Pero el movimiento obrero, en el sentido moderno de la palabra, no es meramente industrial: ha menester respirar el aire libre de la opinión pública y, por consiguiente, necesita poseer órganos políticos y vida política. El movimiento obrero español no podía adquirir desarrollo hasta que el derecho de asociación y reunión estuviese reconocido por el Estado y dejase de estar considerado como sedicioso. La conquista gradual de estos derechos pertenece a la historia política del siglo. Como era de esperar, no se hicieron grandes progresos bajo Fernando VII, el rey para quien pensar era una funesta manía. A pesar de la ley tímidamente liberal de 1822, la opinión oficial en 1848 todavía declaraba ilícitas las Asociaciones "en las que se leen periódicos y se debaten cuestiones políticas”. Hasta 1862 no se vislumbra el movimiento que la historia preparaba. En aquel año 15.000 obreros de Barcelona presentaron al Congreso de Diputados una petición solicitando “libertad de asociación para combatir contra el capital noble y pacíficamente”. En 1864, la opinión pública obliga a Cánovas a dar un paso por el camino de la libertad con una ley de espíritu tan conservador que definía las reuniones públicas como reuniones de más de veinte personas en el domicilio de una de ellas. Pero la revolución del 68 precipitó los acontecimientos, y por un decreto del 28 de noviembre se reconoció el derecho de reunión y asociación sin otro límite que el de hacerse con independencia de todo país extranjero.

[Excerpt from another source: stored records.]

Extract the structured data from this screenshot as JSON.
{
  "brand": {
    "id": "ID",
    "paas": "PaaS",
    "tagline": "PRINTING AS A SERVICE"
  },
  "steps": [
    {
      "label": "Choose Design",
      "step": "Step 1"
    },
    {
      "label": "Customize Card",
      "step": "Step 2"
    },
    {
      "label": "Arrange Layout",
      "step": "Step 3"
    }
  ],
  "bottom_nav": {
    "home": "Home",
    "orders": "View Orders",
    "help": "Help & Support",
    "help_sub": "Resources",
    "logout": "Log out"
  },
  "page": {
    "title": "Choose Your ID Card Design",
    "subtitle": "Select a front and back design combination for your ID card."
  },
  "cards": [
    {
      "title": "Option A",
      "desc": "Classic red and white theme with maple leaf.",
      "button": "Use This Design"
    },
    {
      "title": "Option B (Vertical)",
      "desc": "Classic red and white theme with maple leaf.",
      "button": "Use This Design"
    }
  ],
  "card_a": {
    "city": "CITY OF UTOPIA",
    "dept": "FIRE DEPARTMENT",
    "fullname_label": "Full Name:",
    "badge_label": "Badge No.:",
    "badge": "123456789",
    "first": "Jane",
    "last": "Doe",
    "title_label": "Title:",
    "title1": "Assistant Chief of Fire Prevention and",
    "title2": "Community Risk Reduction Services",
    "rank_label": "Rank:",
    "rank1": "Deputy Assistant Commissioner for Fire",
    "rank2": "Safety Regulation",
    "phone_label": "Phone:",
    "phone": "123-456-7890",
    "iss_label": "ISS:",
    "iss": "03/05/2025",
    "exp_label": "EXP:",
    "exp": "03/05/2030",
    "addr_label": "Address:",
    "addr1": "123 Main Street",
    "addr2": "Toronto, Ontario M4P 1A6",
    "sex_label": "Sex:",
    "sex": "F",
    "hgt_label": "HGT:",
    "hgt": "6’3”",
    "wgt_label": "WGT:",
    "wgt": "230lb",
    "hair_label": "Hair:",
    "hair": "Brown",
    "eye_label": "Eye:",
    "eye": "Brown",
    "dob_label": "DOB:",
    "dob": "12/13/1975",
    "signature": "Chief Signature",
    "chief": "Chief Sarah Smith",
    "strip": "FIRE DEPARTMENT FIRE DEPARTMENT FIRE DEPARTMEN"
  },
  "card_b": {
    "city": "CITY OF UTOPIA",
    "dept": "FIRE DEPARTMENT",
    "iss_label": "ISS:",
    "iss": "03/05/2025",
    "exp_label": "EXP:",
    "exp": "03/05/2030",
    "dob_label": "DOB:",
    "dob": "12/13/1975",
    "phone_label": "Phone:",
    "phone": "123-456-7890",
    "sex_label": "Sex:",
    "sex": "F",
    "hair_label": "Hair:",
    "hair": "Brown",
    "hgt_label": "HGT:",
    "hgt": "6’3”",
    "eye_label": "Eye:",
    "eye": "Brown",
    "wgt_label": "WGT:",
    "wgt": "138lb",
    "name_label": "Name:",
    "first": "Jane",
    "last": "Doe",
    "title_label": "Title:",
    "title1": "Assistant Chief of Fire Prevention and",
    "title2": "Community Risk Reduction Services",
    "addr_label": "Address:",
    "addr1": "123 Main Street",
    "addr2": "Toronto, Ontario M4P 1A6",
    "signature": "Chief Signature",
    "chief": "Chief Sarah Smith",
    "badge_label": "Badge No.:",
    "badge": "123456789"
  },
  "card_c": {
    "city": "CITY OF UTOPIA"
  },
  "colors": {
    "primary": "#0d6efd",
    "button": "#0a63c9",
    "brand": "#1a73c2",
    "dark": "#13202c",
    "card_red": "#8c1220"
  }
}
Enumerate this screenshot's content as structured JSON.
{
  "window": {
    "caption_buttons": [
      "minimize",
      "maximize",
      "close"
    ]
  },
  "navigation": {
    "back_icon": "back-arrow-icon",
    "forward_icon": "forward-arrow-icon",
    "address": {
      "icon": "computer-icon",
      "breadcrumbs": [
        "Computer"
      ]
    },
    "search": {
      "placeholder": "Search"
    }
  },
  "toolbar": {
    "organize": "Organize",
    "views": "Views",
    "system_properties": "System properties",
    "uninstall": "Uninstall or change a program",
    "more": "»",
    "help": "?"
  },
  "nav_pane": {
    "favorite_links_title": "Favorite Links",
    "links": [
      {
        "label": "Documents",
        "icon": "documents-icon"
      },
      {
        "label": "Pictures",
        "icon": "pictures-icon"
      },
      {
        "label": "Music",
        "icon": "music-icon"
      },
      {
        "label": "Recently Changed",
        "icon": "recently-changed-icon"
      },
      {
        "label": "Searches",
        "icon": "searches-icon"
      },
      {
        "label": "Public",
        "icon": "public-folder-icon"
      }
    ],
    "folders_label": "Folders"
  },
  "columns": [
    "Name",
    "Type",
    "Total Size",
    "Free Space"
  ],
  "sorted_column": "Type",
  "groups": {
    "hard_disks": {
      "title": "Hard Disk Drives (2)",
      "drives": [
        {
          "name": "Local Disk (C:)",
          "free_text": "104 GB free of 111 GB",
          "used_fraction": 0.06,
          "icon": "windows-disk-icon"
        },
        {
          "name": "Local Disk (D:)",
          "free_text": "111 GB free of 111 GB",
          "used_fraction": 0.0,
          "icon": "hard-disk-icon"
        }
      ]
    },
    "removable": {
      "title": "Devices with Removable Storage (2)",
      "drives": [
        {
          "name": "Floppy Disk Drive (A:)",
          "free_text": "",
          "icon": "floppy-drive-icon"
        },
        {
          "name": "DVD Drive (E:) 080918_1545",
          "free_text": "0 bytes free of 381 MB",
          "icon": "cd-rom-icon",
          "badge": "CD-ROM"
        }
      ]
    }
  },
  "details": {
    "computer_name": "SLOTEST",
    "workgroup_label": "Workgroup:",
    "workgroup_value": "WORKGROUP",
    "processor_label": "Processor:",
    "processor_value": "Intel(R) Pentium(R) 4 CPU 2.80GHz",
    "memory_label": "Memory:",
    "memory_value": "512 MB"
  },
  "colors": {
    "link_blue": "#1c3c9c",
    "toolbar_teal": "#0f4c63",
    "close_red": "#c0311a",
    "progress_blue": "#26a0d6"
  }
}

El sistema bajo el cual se desarrolla el movimiento obrero en nuestra época data de 1876. La Constitución nacida en aquella fecha estaba destinada a alcanzar la edad, relativamente avanzada, de cuarenta y siete años. Esta longevidad la ha debido quizá a una cláusula que le permitía dormir con frecuencia. El artículo 17 autoriza las suspensiones de garantías constitucionales mediante una ley cuando la seguridad del Estado lo demanda y “en circunstancias extraordinarias”. Si el Parlamento no está abierto cuando se presentan estas circunstancias, el Gobierno puede, no obstante, suspender las garantías, sometiendo su decisión a la aprobación de las Cortes tan pronto como fuere posible. Esta cláusula permitió a los autores de la Constitución ser bastante generosos en la concesión de garantías constitucionales, entre las cuales encontramos un artículo 13, que otorga el derecho de reunión pacífica, el de expresar el pensamiento y el de asociación para los fines de la vida humana. Mas si el sistema permitió que la Constitución viviese cuarenta y siete años —vida honorablemente larga, dado el promedio de vida de las Constituciones españolas—, obligó gradualmente al movimiento obrero a refugiarse en las fronteras de la legalidad, puesto que tan pronto se encontraba “garantizado” por la Constitución como perseguido cuando, caso frecuente, el Gobierno opinaba que las circunstancias eran “extraordinarias” y suspendía las garantías. Esta ducha escocesa que le administraba el Estado resultó estimulante para el movimiento obrero, pero contribuyó a desarrollar la tendencia individualista y anarquista de Barcelona a expensas de la tendencia institucional y constructiva de Madrid.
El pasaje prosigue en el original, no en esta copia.